Kini Sekolah Tinggi Teologia Bisa Gelar Prodi Umum

Jakarta, majalahspektrum.com – DIRJEN Bimas Kristen Kementerian Agama RI, Prof, Dr, Thomas Pentury, M.Si mengatakan bahwa kini setiap Sekolah Tinggi Teologia (STT) bisa membuka Program Pendidikan (Prodi) umum.

Hal itu dikatakan Thomas saat memberikan kuliah umum di STT REM, jalan Pelepah Kuning, Kelspa Gading, Jakarta Utara, Jumat (26/7/2019).

Bahkan menurut Thomas, ijin penyelenggaraan pendidikan umum oleh STT tersebut ijinnya dikeluarkan oleh Dirjen Bimas Kristen Kemenag RI bukan ke Kemenristekdikti. Hal itu diatur melalui Peraturan Pemerintah (PP) Nomor 46 tahun 2019 tentang Pendidikan Tinggi Keagamaan dengan dasar hukum UU No.12 Tahun 2012.

“Ada Peraturan Menterinya. Ini bagus karena lulusan pendidikan umumnya ditunjang dengan nilai-nilai teologi,”  kata Thomas yang juga Ketua Pembina Yayasan Universitas Kristen Satya Wacana (UKSW) Salatiga ini.

Dikatakan Thomas, menurut data Dirjen Bimas Kristen Kemenag saat ini terdapat 382 sekolah tinggi keagamaan kristen dengan jumlah prodi 878.

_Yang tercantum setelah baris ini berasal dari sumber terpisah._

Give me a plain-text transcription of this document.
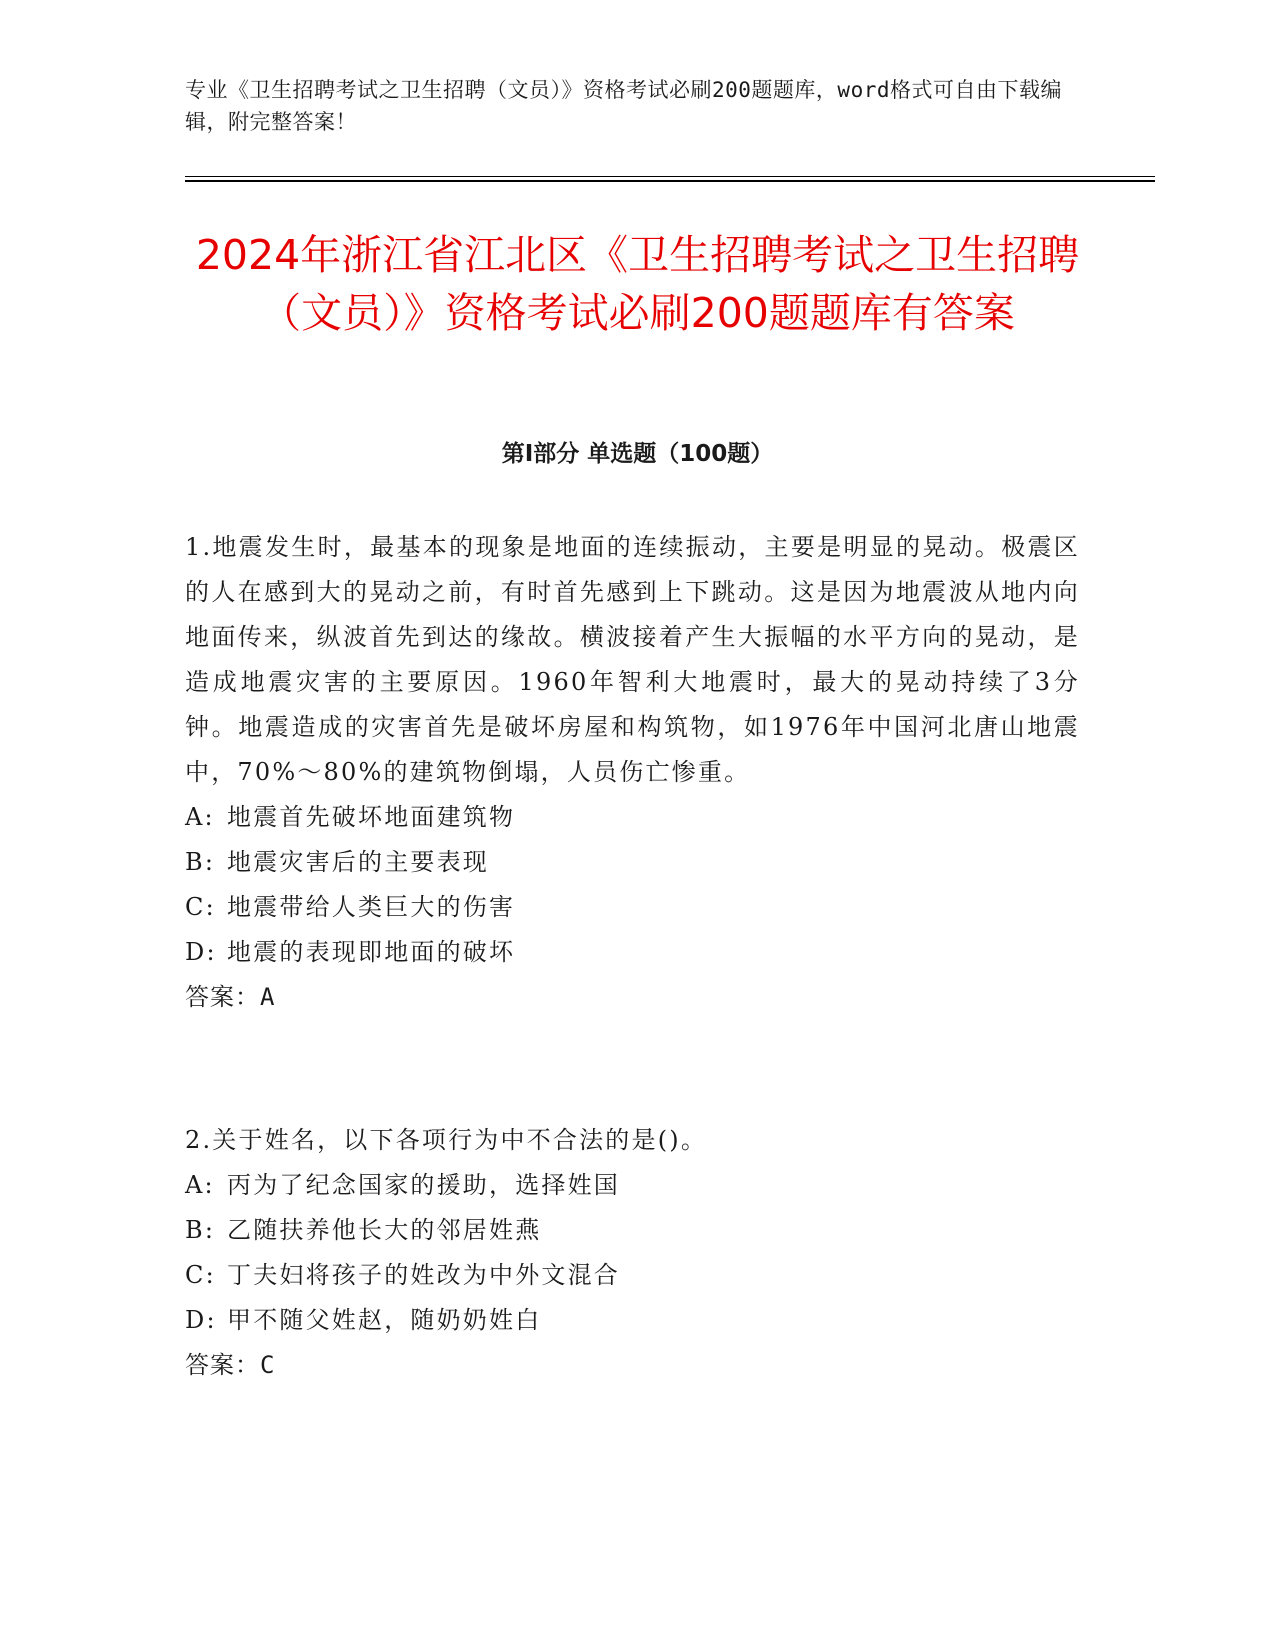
专业《卫生招聘考试之卫生招聘（文员）》资格考试必刷200题题库，word格式可自由下载编辑，附完整答案！
2024年浙江省江北区《卫生招聘考试之卫生招聘（文员）》资格考试必刷200题题库有答案
第I部分 单选题（100题）

1.地震发生时，最基本的现象是地面的连续振动，主要是明显的晃动。极震区的人在感到大的晃动之前，有时首先感到上下跳动。这是因为地震波从地内向地面传来，纵波首先到达的缘故。横波接着产生大振幅的水平方向的晃动，是造成地震灾害的主要原因。1960年智利大地震时，最大的晃动持续了3分钟。地震造成的灾害首先是破坏房屋和构筑物，如1976年中国河北唐山地震中，70%～80%的建筑物倒塌，人员伤亡惨重。

A: 地震首先破坏地面建筑物

B: 地震灾害后的主要表现

C: 地震带给人类巨大的伤害

D: 地震的表现即地面的破坏

答案：A

2.关于姓名，以下各项行为中不合法的是()。

A: 丙为了纪念国家的援助，选择姓国

B: 乙随扶养他长大的邻居姓燕

C: 丁夫妇将孩子的姓改为中外文混合

D: 甲不随父姓赵，随奶奶姓白

答案：C
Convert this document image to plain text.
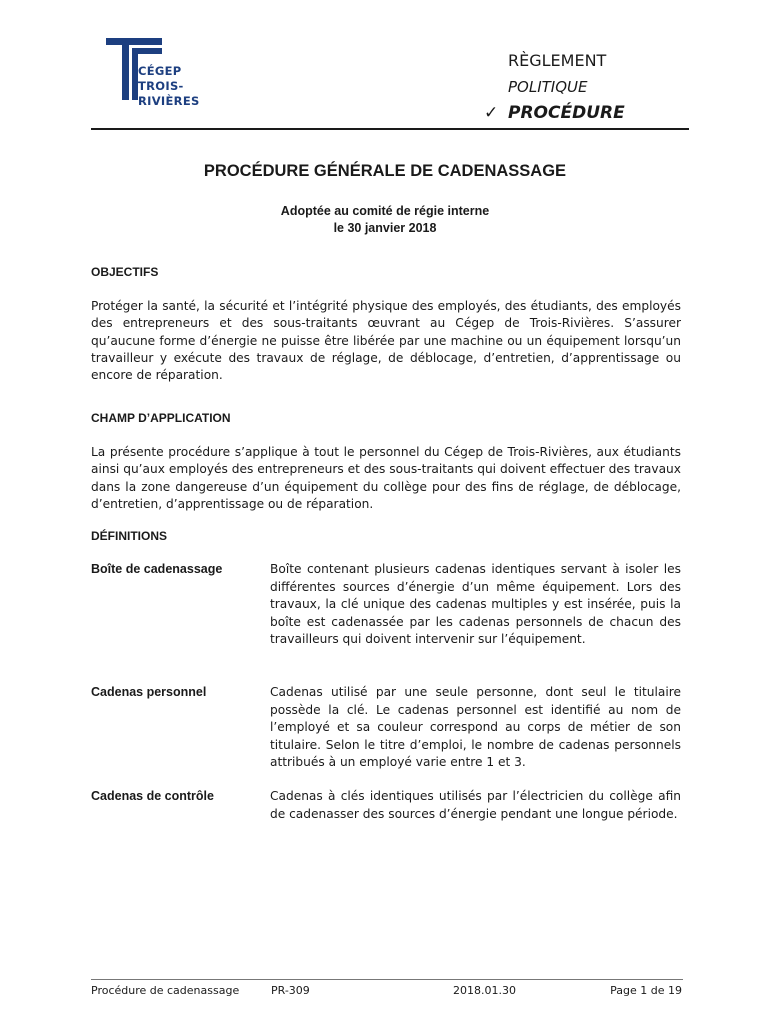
CÉGEP
TROIS-
RIVIÈRES
RÈGLEMENT
POLITIQUE
✓ PROCÉDURE
PROCÉDURE GÉNÉRALE DE CADENASSAGE
Adoptée au comité de régie interne
le 30 janvier 2018
OBJECTIFS
Protéger la santé, la sécurité et l’intégrité physique des employés, des étudiants, des employés des entrepreneurs et des sous-traitants œuvrant au Cégep de Trois-Rivières. S’assurer qu’aucune forme d’énergie ne puisse être libérée par une machine ou un équipement lorsqu’un travailleur y exécute des travaux de réglage, de déblocage, d’entretien, d’apprentissage ou encore de réparation.
CHAMP D’APPLICATION
La présente procédure s’applique à tout le personnel du Cégep de Trois-Rivières, aux étudiants ainsi qu’aux employés des entrepreneurs et des sous-traitants qui doivent effectuer des travaux dans la zone dangereuse d’un équipement du collège pour des fins de réglage, de déblocage, d’entretien, d’apprentissage ou de réparation.
DÉFINITIONS
Boîte de cadenassage	Boîte contenant plusieurs cadenas identiques servant à isoler les différentes sources d’énergie d’un même équipement. Lors des travaux, la clé unique des cadenas multiples y est insérée, puis la boîte est cadenassée par les cadenas personnels de chacun des travailleurs qui doivent intervenir sur l’équipement.
Cadenas personnel	Cadenas utilisé par une seule personne, dont seul le titulaire possède la clé. Le cadenas personnel est identifié au nom de l’employé et sa couleur correspond au corps de métier de son titulaire. Selon le titre d’emploi, le nombre de cadenas personnels attribués à un employé varie entre 1 et 3.
Cadenas de contrôle	Cadenas à clés identiques utilisés par l’électricien du collège afin de cadenasser des sources d’énergie pendant une longue période.
Procédure de cadenassage	PR-309	2018.01.30	Page 1 de 19
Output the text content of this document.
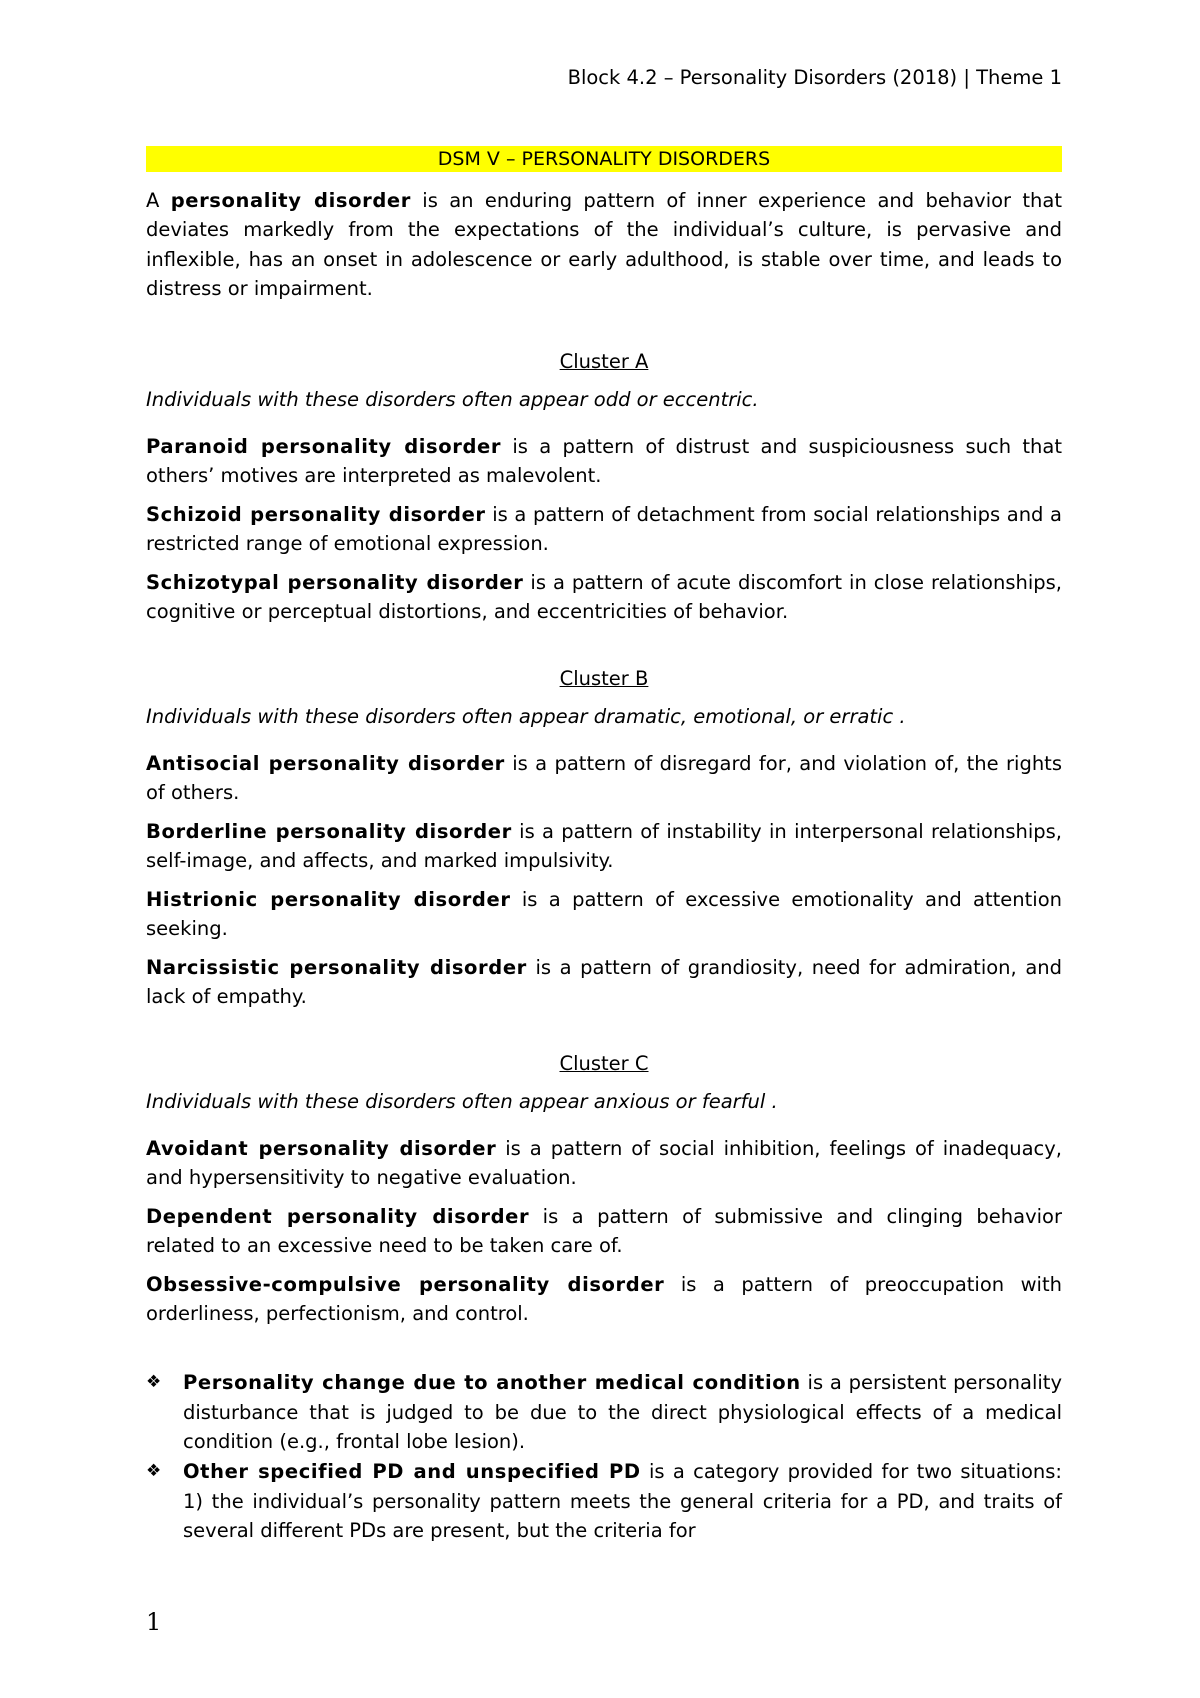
Block 4.2 – Personality Disorders (2018) | Theme 1
DSM V – PERSONALITY DISORDERS

A personality disorder is an enduring pattern of inner experience and behavior that deviates markedly from the expectations of the individual’s culture, is pervasive and inflexible, has an onset in adolescence or early adulthood, is stable over time, and leads to distress or impairment.

Cluster A
Individuals with these disorders often appear odd or eccentric.

Paranoid personality disorder is a pattern of distrust and suspiciousness such that others’ motives are interpreted as malevolent.

Schizoid personality disorder is a pattern of detachment from social relationships and a restricted range of emotional expression.

Schizotypal personality disorder is a pattern of acute discomfort in close relationships, cognitive or perceptual distortions, and eccentricities of behavior.

Cluster B
Individuals with these disorders often appear dramatic, emotional, or erratic .

Antisocial personality disorder is a pattern of disregard for, and violation of, the rights of others.

Borderline personality disorder is a pattern of instability in interpersonal relationships, self-image, and affects, and marked impulsivity.

Histrionic personality disorder is a pattern of excessive emotionality and attention seeking.

Narcissistic personality disorder is a pattern of grandiosity, need for admiration, and lack of empathy.

Cluster C
Individuals with these disorders often appear anxious or fearful .

Avoidant personality disorder is a pattern of social inhibition, feelings of inadequacy, and hypersensitivity to negative evaluation.

Dependent personality disorder is a pattern of submissive and clinging behavior related to an excessive need to be taken care of.

Obsessive-compulsive personality disorder is a pattern of preoccupation with orderliness, perfectionism, and control.

❖	Personality change due to another medical condition is a persistent personality disturbance that is judged to be due to the direct physiological effects of a medical condition (e.g., frontal lobe lesion).
❖	Other specified PD and unspecified PD is a category provided for two situations: 1) the individual’s personality pattern meets the general criteria for a PD, and traits of several different PDs are present, but the criteria for
1
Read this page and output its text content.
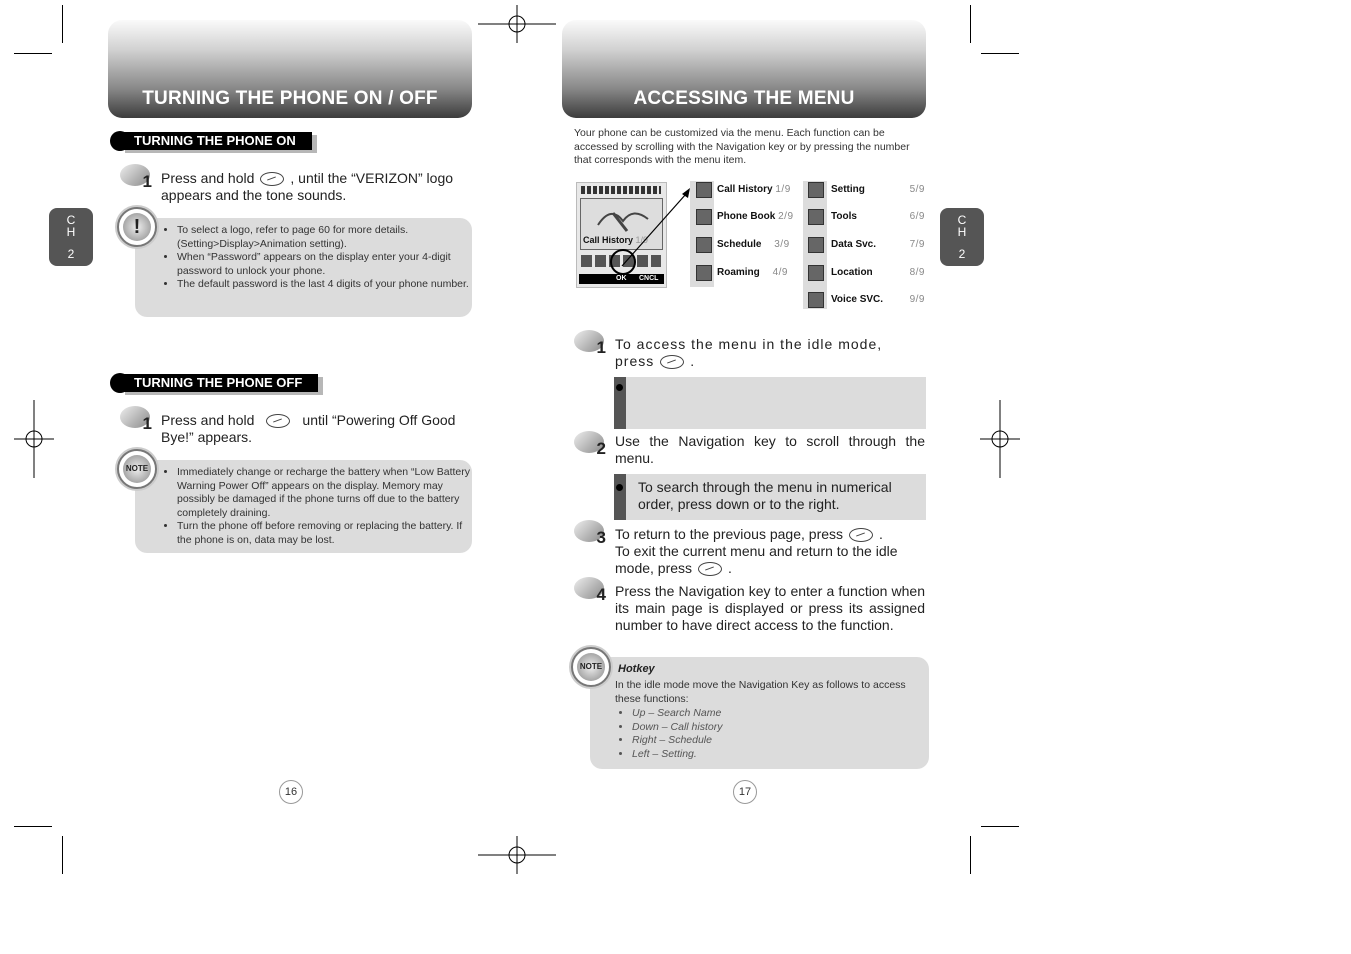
TURNING THE PHONE ON / OFF
C
H
2
TURNING THE PHONE ON
1 Press and hold	, until the “VERIZON” logo
appears and the tone sounds.
• To select a logo, refer to page 60 for more details. (Setting>Display>Animation setting).
• When “Password” appears on the display enter your 4-digit password to unlock your phone.
• The default password is the last 4 digits of your phone number.
!
TURNING THE PHONE OFF
1 Press and hold	until “Powering Off Good
Bye!” appears.
• Immediately change or recharge the battery when “Low Battery Warning Power Off” appears on the display. Memory may possibly be damaged if the phone turns off due to the battery completely draining.
• Turn the phone off before removing or replacing the battery. If the phone is on, data may be lost.
NOTE
16
ACCESSING THE MENU
C
H
2
Your phone can be customized via the menu. Each function can be accessed by scrolling with the Navigation key or by pressing the number that corresponds with the menu item.
Call History 1/9
OK CNCL
Call History 1/9
Phone Book 2/9
Schedule 3/9
Roaming 4/9
Setting	5/9
Tools	6/9
Data Svc.	7/9
Location	8/9
Voice SVC.	9/9
1 To access the menu in the idle mode,
press	.
2 Use the Navigation key to scroll through the menu.
To search through the menu in numerical order, press down or to the right.
3 To return to the previous page, press	.
To exit the current menu and return to the idle
mode, press	.
4 Press the Navigation key to enter a function when its main page is displayed or press its assigned number to have direct access to the function.
Hotkey
In the idle mode move the Navigation Key as follows to access these functions:
• Up – Search Name
• Down – Call history
• Right – Schedule
• Left – Setting.
NOTE
17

“Tapi jumlah Guru Besar Teologi yang ada di Indonesia cuma 4 orang. Keadaan ini membuat Doktor teologi sedikit sekali,” ungkapnya.

Dari 382 STT, lanjut Thomas, hanya 37 persen yang terakreditasi BAN-PT itu pun kebanyakan berstatus akreditasi “C”.

“Kemudian akreditasi “B” sedangkan untuk yang berpredikat alreditasi ‘A’ dapat dilihat dengan mata,” jelasnya.

Untuk itu, kata Thomas, Bimas Kristen Kemenag RI memiliki 6 program utama diantaranya membuat program Doktor ke dalam dan luar negeri seperti ke VU Belanda dan SKU Korea.

“Kita (Bimas Kristen Kemenag) tahun 2018 telah mengirim 2 orang jadi Doktor Teologi,” terangnya.

Ada juga program ICC, Sandwich postdoc dengan sasaran para Doktor atau mahasiswa program Doktor yang belum terakreditasi dan training untuk meningkatkan kemampuan.

“Jangan ada muzijat di pendidikan, baru 1 tahun sudah jadi Doktor, 6 bulan kuliah sudah jadi Magister Teologia,” candanya disambut tawa hadirin.

Keenam program unggulan Dirjen Bimas Kristen tersebut, kata dia, sejalan dengan Trimatra Kemenag RI yakni Moderasi Agama, Kebersamaan Umat dan Integrasi sistem data.

“Sulit sekali memang mengintegrasikan sistem 382 STT tersebut. Tapi kita akan terus akan melakukan penataan,’ ujarnya.

Thomas menyayangkan adanya STT yang begitu mudah memberikan gelar akademik (kesarjanaan) para lulusannya, padahal, katanya, gelar kesarjanaan itu ada regulasinya, terakreditasi kopertis.

“Sebaiknya gelar D1,D2 atau D4 karena pendidikan Pokasi. Atau langsung saja diwisuda atau ditahbiskan jadi pendeta (Pdt) atau Pendeta Muda (Pdm),” katanya.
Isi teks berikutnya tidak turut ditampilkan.